Sweet Cheeks

His voice is muffled when he speaks next. I think he says a name but wherever he’s paced to, I can’t hear it clearly. And there’s something deep, down inside of me that suddenly is dreading whatever is going on.

“Haven’t you caused enough trouble?” His anger is palpable. The threat so apparent that I feel sorry for whoever is on the other end of the phone. His chuckle is a mixture of sarcasm and fury. “The charade’s over. I’m not doing this anymore . . . No. That’s bullshit and you know it . . . I was trying to be the nice guy. Trying to help you out. Help you save face at my expense . . . And you know what? I’m so done. So over your constant crap to feed your need for attention. I turn my phone off for a few days and when I don’t respond, you pull this bullshit? Fuck the money. Fuck the movie . . . My image? I don’t give a shit about my image. I wouldn’t have agreed to this if I had. But you know what? I care about hers. And everything else about her . . . No. You used her. Just like you’ve used me. But you used her without asking. Without thinking about how your little slip of the tongue to save yourself from the heat was going to fuck her over. You threw her into the goddamn fire to save your selfish self.”

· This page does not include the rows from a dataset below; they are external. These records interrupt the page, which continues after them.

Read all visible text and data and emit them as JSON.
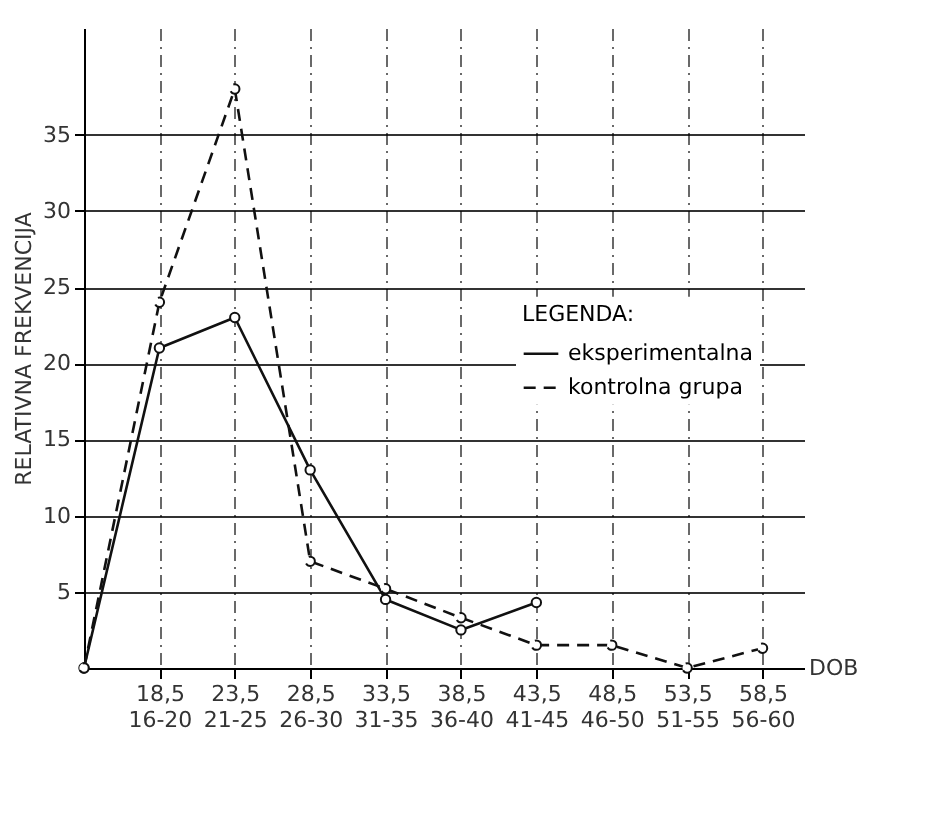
{
  "chart_data": {
    "type": "line",
    "ylabel": "RELATIVNA FREKVENCIJA",
    "xlabel": "DOB",
    "legend_title": "LEGENDA:",
    "categories": [
      null,
      "18,5 16-20",
      "23,5 21-25",
      "28,5 26-30",
      "33,5 31-35",
      "38,5 36-40",
      "43,5 41-45",
      "48,5 46-50",
      "53,5 51-55",
      "58,5 56-60"
    ],
    "ylim": [
      0,
      42
    ],
    "yticks": [
      5,
      10,
      15,
      20,
      25,
      30,
      35
    ],
    "grid": true,
    "legend": "right",
    "marker": "circle",
    "series": [
      {
        "name": "eksperimentalna",
        "color": "#111111",
        "line_style": "solid",
        "values": [
          0,
          21,
          23,
          13,
          4.5,
          2.5,
          4.3,
          null,
          null,
          null
        ]
      },
      {
        "name": "kontrolna grupa",
        "color": "#111111",
        "line_style": "dashed",
        "values": [
          0,
          24,
          38,
          7,
          5.2,
          3.3,
          1.5,
          1.5,
          0,
          1.3
        ]
      }
    ]
  }
}
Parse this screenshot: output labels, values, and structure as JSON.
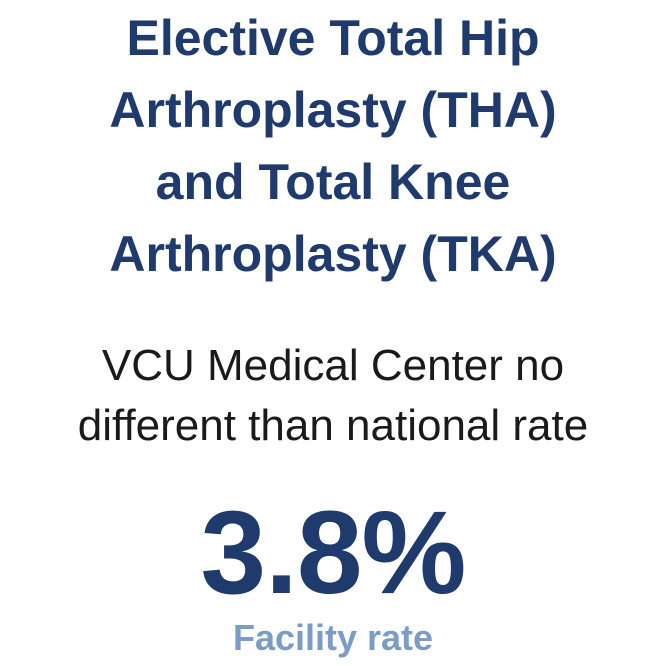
{
  "title_lines": [
    "Elective Total Hip",
    "Arthroplasty (THA)",
    "and Total Knee",
    "Arthroplasty (TKA)"
  ],
  "comparison_lines": [
    "VCU Medical Center no",
    "different than national rate"
  ],
  "rate": {
    "value": "3.8%",
    "label": "Facility rate"
  },
  "colors": {
    "title": "#1f3a6d",
    "body": "#1a1a1a",
    "value": "#1f3a6d",
    "label": "#7a9cc6"
  }
}
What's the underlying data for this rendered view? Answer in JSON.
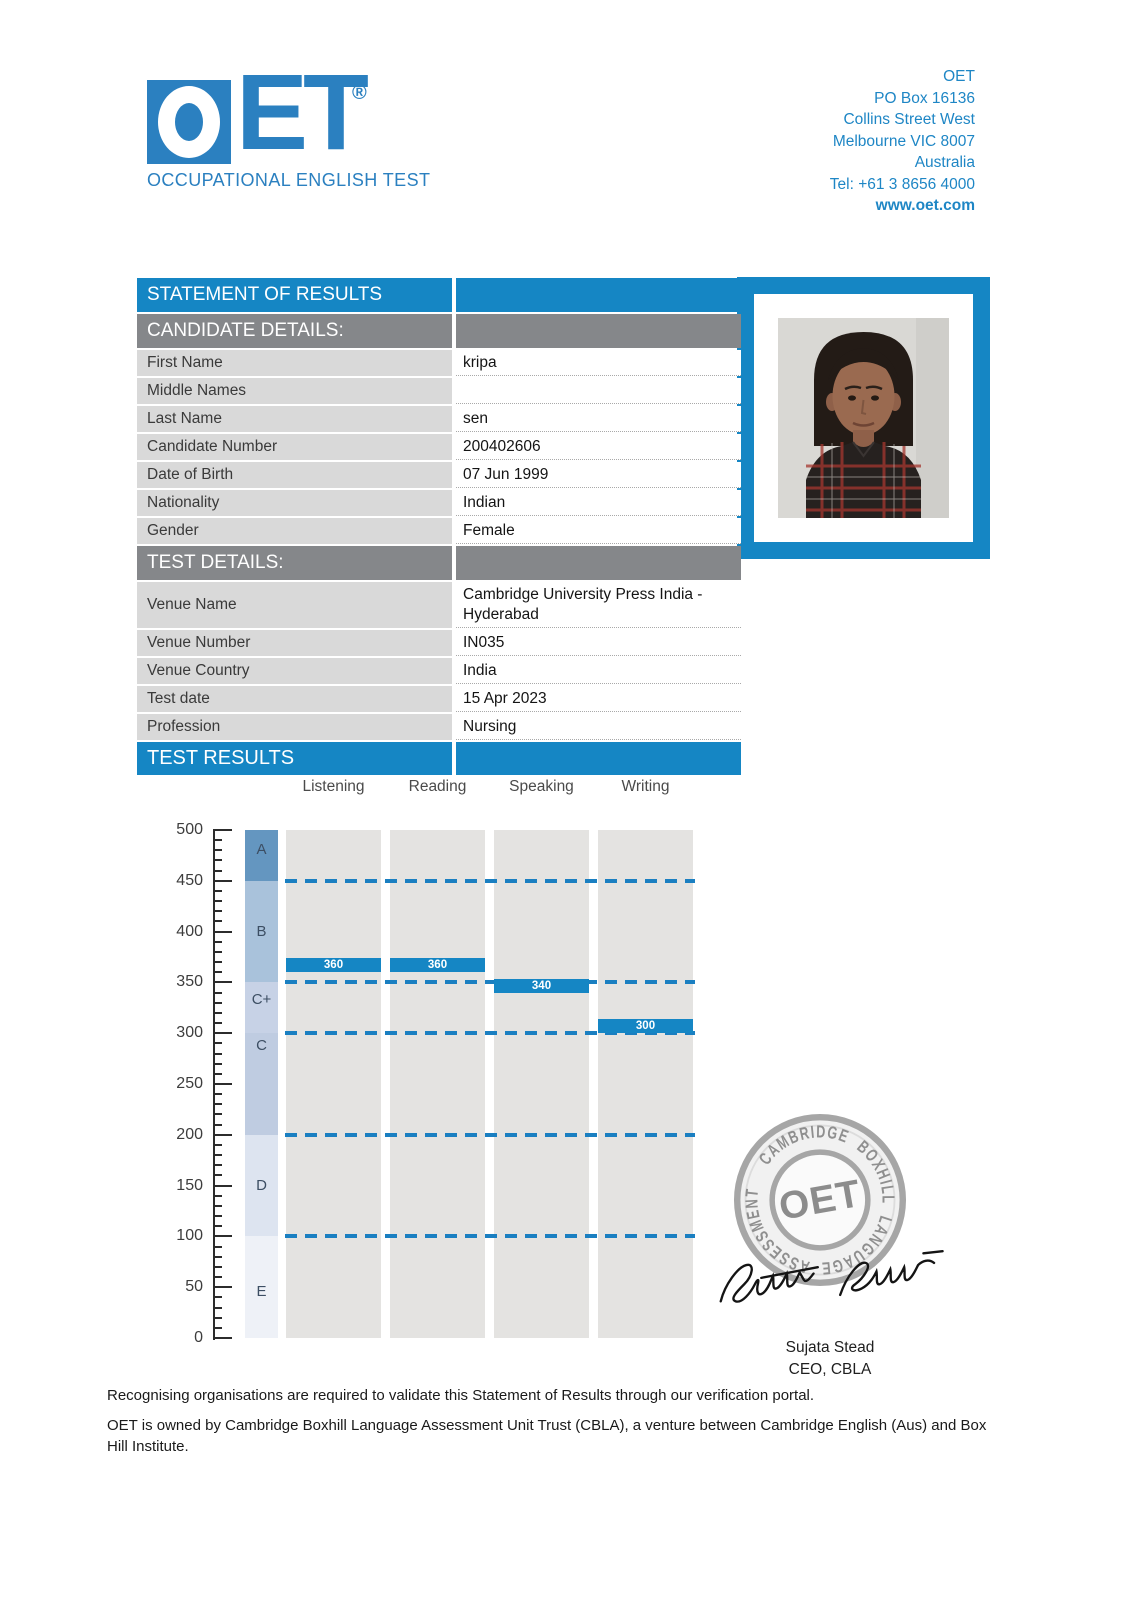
{
  "brand": {
    "logo_text": "OET",
    "logo_et": "ET",
    "registered": "®",
    "subtitle": "OCCUPATIONAL ENGLISH TEST"
  },
  "address": {
    "lines": [
      "OET",
      "PO Box 16136",
      "Collins Street West",
      "Melbourne VIC 8007",
      "Australia",
      "Tel: +61 3 8656 4000"
    ],
    "website": "www.oet.com"
  },
  "statement": {
    "title": "STATEMENT OF RESULTS"
  },
  "candidate_section": {
    "title": "CANDIDATE DETAILS:",
    "rows": [
      {
        "label": "First Name",
        "value": "kripa"
      },
      {
        "label": "Middle Names",
        "value": ""
      },
      {
        "label": "Last Name",
        "value": "sen"
      },
      {
        "label": "Candidate Number",
        "value": "200402606"
      },
      {
        "label": "Date of Birth",
        "value": "07 Jun 1999"
      },
      {
        "label": "Nationality",
        "value": "Indian"
      },
      {
        "label": "Gender",
        "value": "Female"
      }
    ]
  },
  "test_section": {
    "title": "TEST DETAILS:",
    "rows": [
      {
        "label": "Venue Name",
        "value": "Cambridge University Press India - Hyderabad"
      },
      {
        "label": "Venue Number",
        "value": "IN035"
      },
      {
        "label": "Venue Country",
        "value": "India"
      },
      {
        "label": "Test date",
        "value": "15 Apr 2023"
      },
      {
        "label": "Profession",
        "value": "Nursing"
      }
    ]
  },
  "results_section": {
    "title": "TEST RESULTS"
  },
  "chart_data": {
    "type": "bar",
    "categories": [
      "Listening",
      "Reading",
      "Speaking",
      "Writing"
    ],
    "values": [
      360,
      360,
      340,
      300
    ],
    "ylim": [
      0,
      500
    ],
    "yticks": [
      0,
      50,
      100,
      150,
      200,
      250,
      300,
      350,
      400,
      450,
      500
    ],
    "minor_tick_step": 10,
    "grade_bands": [
      {
        "label": "A",
        "from": 450,
        "to": 500,
        "color": "#6496c0"
      },
      {
        "label": "B",
        "from": 350,
        "to": 450,
        "color": "#a9c2db"
      },
      {
        "label": "C+",
        "from": 300,
        "to": 350,
        "color": "#c7d2e6"
      },
      {
        "label": "C",
        "from": 200,
        "to": 300,
        "color": "#bfcce1"
      },
      {
        "label": "D",
        "from": 100,
        "to": 200,
        "color": "#dde4f0"
      },
      {
        "label": "E",
        "from": 0,
        "to": 100,
        "color": "#eef1f7"
      }
    ],
    "dashed_lines": [
      450,
      350,
      300,
      200,
      100
    ],
    "bar_color": "#1586c4",
    "column_color": "#e4e3e1",
    "dash_color": "#1a7fc1",
    "legend": null,
    "grid": "dashed-thresholds-only"
  },
  "seal": {
    "ring_text": "CAMBRIDGE BOXHILL LANGUAGE ASSESSMENT",
    "center_text": "OET"
  },
  "signatory": {
    "name": "Sujata Stead",
    "title": "CEO, CBLA"
  },
  "footer": {
    "line1": "Recognising organisations are required to validate this Statement of Results through our verification portal.",
    "line2": "OET is owned by Cambridge Boxhill Language Assessment Unit Trust (CBLA), a venture between Cambridge English (Aus) and Box Hill Institute."
  }
}
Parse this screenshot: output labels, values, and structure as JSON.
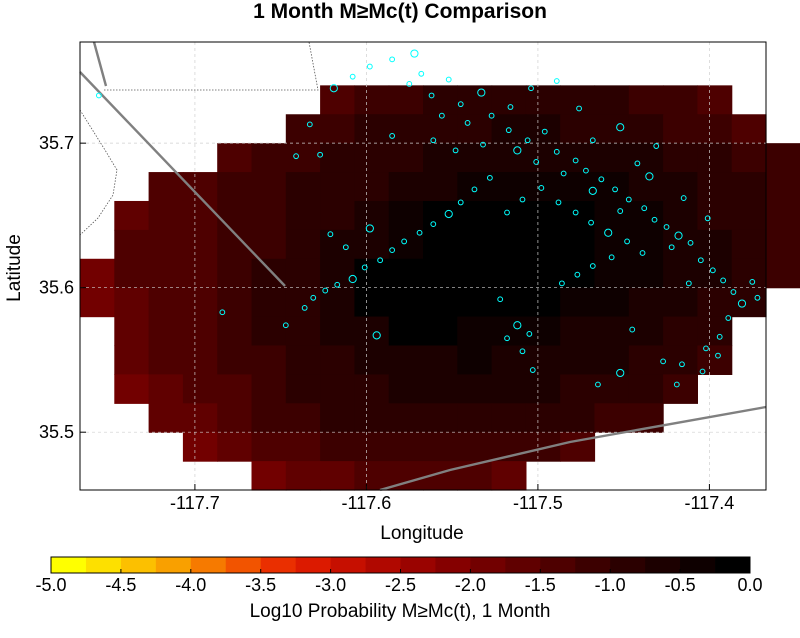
{
  "chart_data": [
    {
      "type": "heatmap",
      "title": "1 Month M≥Mc(t) Comparison",
      "xlabel": "Longitude",
      "ylabel": "Latitude",
      "xlim": [
        -117.767,
        -117.367
      ],
      "ylim": [
        35.46,
        35.77
      ],
      "x_ticks": [
        -117.7,
        -117.6,
        -117.5,
        -117.4
      ],
      "x_tick_labels": [
        "-117.7",
        "-117.6",
        "-117.5",
        "-117.4"
      ],
      "y_ticks": [
        35.5,
        35.6,
        35.7
      ],
      "y_tick_labels": [
        "35.5",
        "35.6",
        "35.7"
      ],
      "grid": true,
      "grid_cell_size_deg": 0.02,
      "grid_origin": {
        "lon": -117.767,
        "lat": 35.46
      },
      "cell_values_note": "rows listed from north to south; columns west to east starting at lon -117.767; null = no data",
      "cell_values": [
        [
          null,
          null,
          null,
          null,
          null,
          null,
          null,
          -1.35,
          -1.2,
          -1.1,
          -1.0,
          -0.95,
          -0.9,
          -0.9,
          -0.95,
          -1.0,
          -1.1,
          -1.2,
          -1.3,
          null,
          null
        ],
        [
          null,
          null,
          null,
          null,
          null,
          null,
          -1.25,
          -1.1,
          -1.0,
          -0.9,
          -0.85,
          -0.8,
          -0.75,
          -0.75,
          -0.8,
          -0.85,
          -0.95,
          -1.05,
          -1.15,
          -1.3,
          null
        ],
        [
          null,
          null,
          null,
          null,
          -1.3,
          -1.2,
          -1.1,
          -1.0,
          -0.9,
          -0.8,
          -0.7,
          -0.65,
          -0.6,
          -0.55,
          -0.6,
          -0.65,
          -0.75,
          -0.85,
          -1.0,
          -1.1,
          -1.25
        ],
        [
          null,
          null,
          -1.4,
          -1.3,
          -1.2,
          -1.1,
          -1.0,
          -0.9,
          -0.8,
          -0.7,
          -0.55,
          -0.35,
          -0.3,
          -0.35,
          -0.4,
          -0.5,
          -0.6,
          -0.75,
          -0.9,
          -1.0,
          -1.15
        ],
        [
          null,
          -1.55,
          -1.45,
          -1.35,
          -1.25,
          -1.1,
          -1.0,
          -0.85,
          -0.7,
          -0.5,
          -0.2,
          -0.1,
          -0.15,
          -0.2,
          -0.25,
          -0.35,
          -0.5,
          -0.65,
          -0.8,
          -0.95,
          -1.1
        ],
        [
          null,
          -1.5,
          -1.4,
          -1.3,
          -1.2,
          -1.05,
          -0.9,
          -0.75,
          -0.6,
          -0.3,
          -0.05,
          -0.05,
          -0.05,
          -0.1,
          -0.2,
          -0.3,
          -0.45,
          -0.6,
          -0.75,
          -0.9,
          -1.05
        ],
        [
          -1.8,
          -1.5,
          -1.4,
          -1.3,
          -1.15,
          -1.0,
          -0.85,
          -0.7,
          -0.1,
          -0.05,
          -0.05,
          -0.05,
          -0.05,
          -0.05,
          -0.15,
          -0.3,
          -0.45,
          -0.6,
          -0.75,
          -0.9,
          -1.05
        ],
        [
          -1.85,
          -1.55,
          -1.45,
          -1.3,
          -1.15,
          -1.0,
          -0.85,
          -0.7,
          -0.15,
          -0.05,
          -0.05,
          -0.05,
          -0.05,
          -0.15,
          -0.3,
          -0.45,
          -0.55,
          -0.7,
          -0.85,
          -1.0,
          null
        ],
        [
          null,
          -1.6,
          -1.45,
          -1.3,
          -1.15,
          -1.0,
          -0.85,
          -0.75,
          -0.6,
          -0.1,
          -0.05,
          -0.4,
          -0.45,
          -0.5,
          -0.55,
          -0.6,
          -0.7,
          -0.85,
          -1.0,
          null,
          null
        ],
        [
          null,
          -1.75,
          -1.5,
          -1.35,
          -1.2,
          -1.05,
          -0.9,
          -0.8,
          -0.7,
          -0.6,
          -0.55,
          -0.5,
          -0.55,
          -0.6,
          -0.65,
          -0.75,
          -0.85,
          -0.95,
          -1.1,
          null,
          null
        ],
        [
          null,
          -1.9,
          -1.6,
          -1.45,
          -1.3,
          -1.15,
          -1.0,
          -0.9,
          -0.8,
          -0.7,
          -0.65,
          -0.65,
          -0.7,
          -0.75,
          -0.8,
          -0.9,
          -1.0,
          -1.1,
          null,
          null,
          null
        ],
        [
          null,
          null,
          -1.7,
          -1.55,
          -1.4,
          -1.25,
          -1.1,
          -1.0,
          -0.9,
          -0.85,
          -0.85,
          -0.85,
          -0.9,
          -0.95,
          -1.0,
          -1.1,
          -1.2,
          null,
          null,
          null,
          null
        ],
        [
          null,
          null,
          null,
          -1.85,
          -1.7,
          -1.5,
          -1.35,
          -1.25,
          -1.15,
          -1.1,
          -1.1,
          -1.15,
          -1.2,
          -1.25,
          -1.3,
          null,
          null,
          null,
          null,
          null,
          null
        ],
        [
          null,
          null,
          null,
          null,
          null,
          -1.95,
          -1.75,
          -1.6,
          -1.5,
          -1.45,
          -1.45,
          -1.5,
          -1.55,
          null,
          null,
          null,
          null,
          null,
          null,
          null,
          null
        ]
      ],
      "earthquakes": [
        {
          "lon": -117.572,
          "lat": 35.762
        },
        {
          "lon": -117.585,
          "lat": 35.758
        },
        {
          "lon": -117.568,
          "lat": 35.748
        },
        {
          "lon": -117.575,
          "lat": 35.741
        },
        {
          "lon": -117.552,
          "lat": 35.744
        },
        {
          "lon": -117.562,
          "lat": 35.733
        },
        {
          "lon": -117.545,
          "lat": 35.727
        },
        {
          "lon": -117.533,
          "lat": 35.735
        },
        {
          "lon": -117.556,
          "lat": 35.719
        },
        {
          "lon": -117.541,
          "lat": 35.714
        },
        {
          "lon": -117.527,
          "lat": 35.719
        },
        {
          "lon": -117.517,
          "lat": 35.709
        },
        {
          "lon": -117.506,
          "lat": 35.702
        },
        {
          "lon": -117.496,
          "lat": 35.708
        },
        {
          "lon": -117.512,
          "lat": 35.695
        },
        {
          "lon": -117.501,
          "lat": 35.687
        },
        {
          "lon": -117.489,
          "lat": 35.694
        },
        {
          "lon": -117.478,
          "lat": 35.688
        },
        {
          "lon": -117.485,
          "lat": 35.679
        },
        {
          "lon": -117.472,
          "lat": 35.681
        },
        {
          "lon": -117.463,
          "lat": 35.675
        },
        {
          "lon": -117.468,
          "lat": 35.667
        },
        {
          "lon": -117.455,
          "lat": 35.668
        },
        {
          "lon": -117.447,
          "lat": 35.661
        },
        {
          "lon": -117.452,
          "lat": 35.653
        },
        {
          "lon": -117.438,
          "lat": 35.655
        },
        {
          "lon": -117.432,
          "lat": 35.647
        },
        {
          "lon": -117.425,
          "lat": 35.642
        },
        {
          "lon": -117.418,
          "lat": 35.636
        },
        {
          "lon": -117.422,
          "lat": 35.628
        },
        {
          "lon": -117.411,
          "lat": 35.631
        },
        {
          "lon": -117.405,
          "lat": 35.619
        },
        {
          "lon": -117.398,
          "lat": 35.612
        },
        {
          "lon": -117.392,
          "lat": 35.605
        },
        {
          "lon": -117.386,
          "lat": 35.597
        },
        {
          "lon": -117.381,
          "lat": 35.589
        },
        {
          "lon": -117.389,
          "lat": 35.579
        },
        {
          "lon": -117.394,
          "lat": 35.566
        },
        {
          "lon": -117.402,
          "lat": 35.558
        },
        {
          "lon": -117.528,
          "lat": 35.676
        },
        {
          "lon": -117.537,
          "lat": 35.668
        },
        {
          "lon": -117.545,
          "lat": 35.659
        },
        {
          "lon": -117.552,
          "lat": 35.651
        },
        {
          "lon": -117.561,
          "lat": 35.644
        },
        {
          "lon": -117.569,
          "lat": 35.638
        },
        {
          "lon": -117.578,
          "lat": 35.632
        },
        {
          "lon": -117.585,
          "lat": 35.626
        },
        {
          "lon": -117.592,
          "lat": 35.619
        },
        {
          "lon": -117.601,
          "lat": 35.614
        },
        {
          "lon": -117.608,
          "lat": 35.606
        },
        {
          "lon": -117.617,
          "lat": 35.602
        },
        {
          "lon": -117.624,
          "lat": 35.598
        },
        {
          "lon": -117.631,
          "lat": 35.593
        },
        {
          "lon": -117.636,
          "lat": 35.586
        },
        {
          "lon": -117.612,
          "lat": 35.628
        },
        {
          "lon": -117.621,
          "lat": 35.637
        },
        {
          "lon": -117.598,
          "lat": 35.641
        },
        {
          "lon": -117.518,
          "lat": 35.652
        },
        {
          "lon": -117.509,
          "lat": 35.661
        },
        {
          "lon": -117.498,
          "lat": 35.669
        },
        {
          "lon": -117.488,
          "lat": 35.659
        },
        {
          "lon": -117.478,
          "lat": 35.652
        },
        {
          "lon": -117.469,
          "lat": 35.645
        },
        {
          "lon": -117.459,
          "lat": 35.638
        },
        {
          "lon": -117.448,
          "lat": 35.632
        },
        {
          "lon": -117.439,
          "lat": 35.624
        },
        {
          "lon": -117.457,
          "lat": 35.621
        },
        {
          "lon": -117.468,
          "lat": 35.615
        },
        {
          "lon": -117.477,
          "lat": 35.609
        },
        {
          "lon": -117.486,
          "lat": 35.603
        },
        {
          "lon": -117.512,
          "lat": 35.574
        },
        {
          "lon": -117.505,
          "lat": 35.568
        },
        {
          "lon": -117.518,
          "lat": 35.565
        },
        {
          "lon": -117.509,
          "lat": 35.556
        },
        {
          "lon": -117.503,
          "lat": 35.543
        },
        {
          "lon": -117.522,
          "lat": 35.592
        },
        {
          "lon": -117.465,
          "lat": 35.533
        },
        {
          "lon": -117.452,
          "lat": 35.541
        },
        {
          "lon": -117.445,
          "lat": 35.571
        },
        {
          "lon": -117.427,
          "lat": 35.549
        },
        {
          "lon": -117.416,
          "lat": 35.547
        },
        {
          "lon": -117.419,
          "lat": 35.533
        },
        {
          "lon": -117.404,
          "lat": 35.542
        },
        {
          "lon": -117.395,
          "lat": 35.553
        },
        {
          "lon": -117.435,
          "lat": 35.677
        },
        {
          "lon": -117.442,
          "lat": 35.686
        },
        {
          "lon": -117.489,
          "lat": 35.743
        },
        {
          "lon": -117.476,
          "lat": 35.724
        },
        {
          "lon": -117.504,
          "lat": 35.738
        },
        {
          "lon": -117.598,
          "lat": 35.753
        },
        {
          "lon": -117.608,
          "lat": 35.746
        },
        {
          "lon": -117.619,
          "lat": 35.738
        },
        {
          "lon": -117.633,
          "lat": 35.713
        },
        {
          "lon": -117.627,
          "lat": 35.692
        },
        {
          "lon": -117.641,
          "lat": 35.691
        },
        {
          "lon": -117.756,
          "lat": 35.733
        },
        {
          "lon": -117.684,
          "lat": 35.583
        },
        {
          "lon": -117.647,
          "lat": 35.574
        },
        {
          "lon": -117.594,
          "lat": 35.567
        },
        {
          "lon": -117.585,
          "lat": 35.705
        },
        {
          "lon": -117.561,
          "lat": 35.702
        },
        {
          "lon": -117.548,
          "lat": 35.695
        },
        {
          "lon": -117.532,
          "lat": 35.699
        },
        {
          "lon": -117.516,
          "lat": 35.725
        },
        {
          "lon": -117.468,
          "lat": 35.702
        },
        {
          "lon": -117.452,
          "lat": 35.711
        },
        {
          "lon": -117.431,
          "lat": 35.698
        },
        {
          "lon": -117.415,
          "lat": 35.662
        },
        {
          "lon": -117.401,
          "lat": 35.648
        },
        {
          "lon": -117.412,
          "lat": 35.603
        },
        {
          "lon": -117.375,
          "lat": 35.604
        },
        {
          "lon": -117.372,
          "lat": 35.593
        }
      ],
      "colorbar": {
        "label": "Log10 Probability M≥Mc(t), 1 Month",
        "min": -5.0,
        "max": 0.0,
        "tick_values": [
          -5.0,
          -4.5,
          -4.0,
          -3.5,
          -3.0,
          -2.5,
          -2.0,
          -1.5,
          -1.0,
          -0.5,
          0.0
        ],
        "tick_labels": [
          "-5.0",
          "-4.5",
          "-4.0",
          "-3.5",
          "-3.0",
          "-2.5",
          "-2.0",
          "-1.5",
          "-1.0",
          "-0.5",
          "0.0"
        ],
        "color_steps": [
          "#ffff00",
          "#fde000",
          "#fcc000",
          "#f9a000",
          "#f67a00",
          "#f25400",
          "#ea2f00",
          "#dc1a00",
          "#c60f00",
          "#b00800",
          "#9a0300",
          "#850000",
          "#720000",
          "#600000",
          "#4e0000",
          "#3c0000",
          "#2b0000",
          "#1c0000",
          "#0e0000",
          "#000000"
        ]
      },
      "colors": {
        "marker": "#00ffff",
        "fault_line": "#808080",
        "boundary_line": "#555555",
        "grid_line": "#cfcfcf"
      }
    }
  ]
}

His voice escalates in pitch, in anger, in exasperation, with each and every word he speaks and all I can do is stand against the wall where I’ve moved into the hall and wait. I hope Hayes hasn’t missed something major to do with a movie or a premiere or whatever the hell actors worry about while being here.

And yet at the same time, intuition tells me this conversation has something to do with me. I’m not sure how that’s even possible and yet I do.

“Well it backfired. Big time . . . You did it without permission. You leaked the comment. Let people assume what they wanted and you never once thought about anyone but you. Fucking typical, now isn’t it? Must have not been getting enough attention and so you went and . . . NO!” His voice thunders into the house, echoing off the floors and down the hallway. “I loved you, Jenna. But this? This is why I’m over you. Why I’m done selling my soul to keep your secrets and fuck my life up in the process. Fuck the non-disclosure. Let them pull it. Let them sue me. See if I care . . .”

Hayes keeps speaking but I don’t hear any of it because all I keep hearing is I love you, Jenna. Or was it loved? The phrase repeats over and over and over in my head. Those three words he didn’t say to me.

I love you, Jenna.

But he did to her.

My feet move on their own. My heart so full it was ready to burst ten minutes ago now feeling like it will implode.





Rage like I’ve never felt before pounds through my veins. Not since that night on the Schilling farm when I saw Danny Middleton forcing himself on Saylor have I been this livid.

It all comes back to Saylor, doesn’t it?

Jenna drones on in my ear yet I don’t hear her bullshit. Can’t listen to another one of her endless self-serving lies. It’s amazing how she used to mean something to me.

And now she means nothing. Nothing except the reason Saylor may walk the other way.

And to think I’m the dumb-shit who went along with this idea. Signed the damn NDA and got roped into her bullshit. But in the end, none of it fucking matters because she screwed me anyway.

“I had to do it. There was press snooping around and so I threw them a few hints to throw them off.”

A few hints? More like Here’s Saylor. She’s the homewrecker, served on a goddamn platter.

“I loved you, Jenna. But this? This is why I’m over you. Why I’m done selling my soul to keep your secrets and fuck my life up in the process.”

“You can’t mean that.” Panic fills her voice. “What about my dad? What about the film? You signed a—”

“Fuck the non-disclosure. Let them pull it. Let them sue me. See if I care.” I pace the room, free hand pulling down on the back of my neck as my mind reels an endless loop.

“NO! Please, I can’t fix it but I’ll make it up to you . . .”

When I turn to pace back toward the kitchen, I come face to face with Saylor. Her hair is piled on top of her head, her pink lips are parted, and her cheeks flushed.

But her eyes are swimming with an ocean of hurt.

Oh, fuck. She knows.

“Saylor.” I throw my phone onto the counter without a thought to Jenna still spewing her bullshit excuses.

“I love you, Jenna?”

Fuck me. Of all the things I said, it’s par for the course she heard that one the loudest. She’s most likely already made it to be something other than how I meant it. And before I can even answer her unspoken question, her shoulders have squared. She’s on the defensive.

And that means her temper isn’t far behind.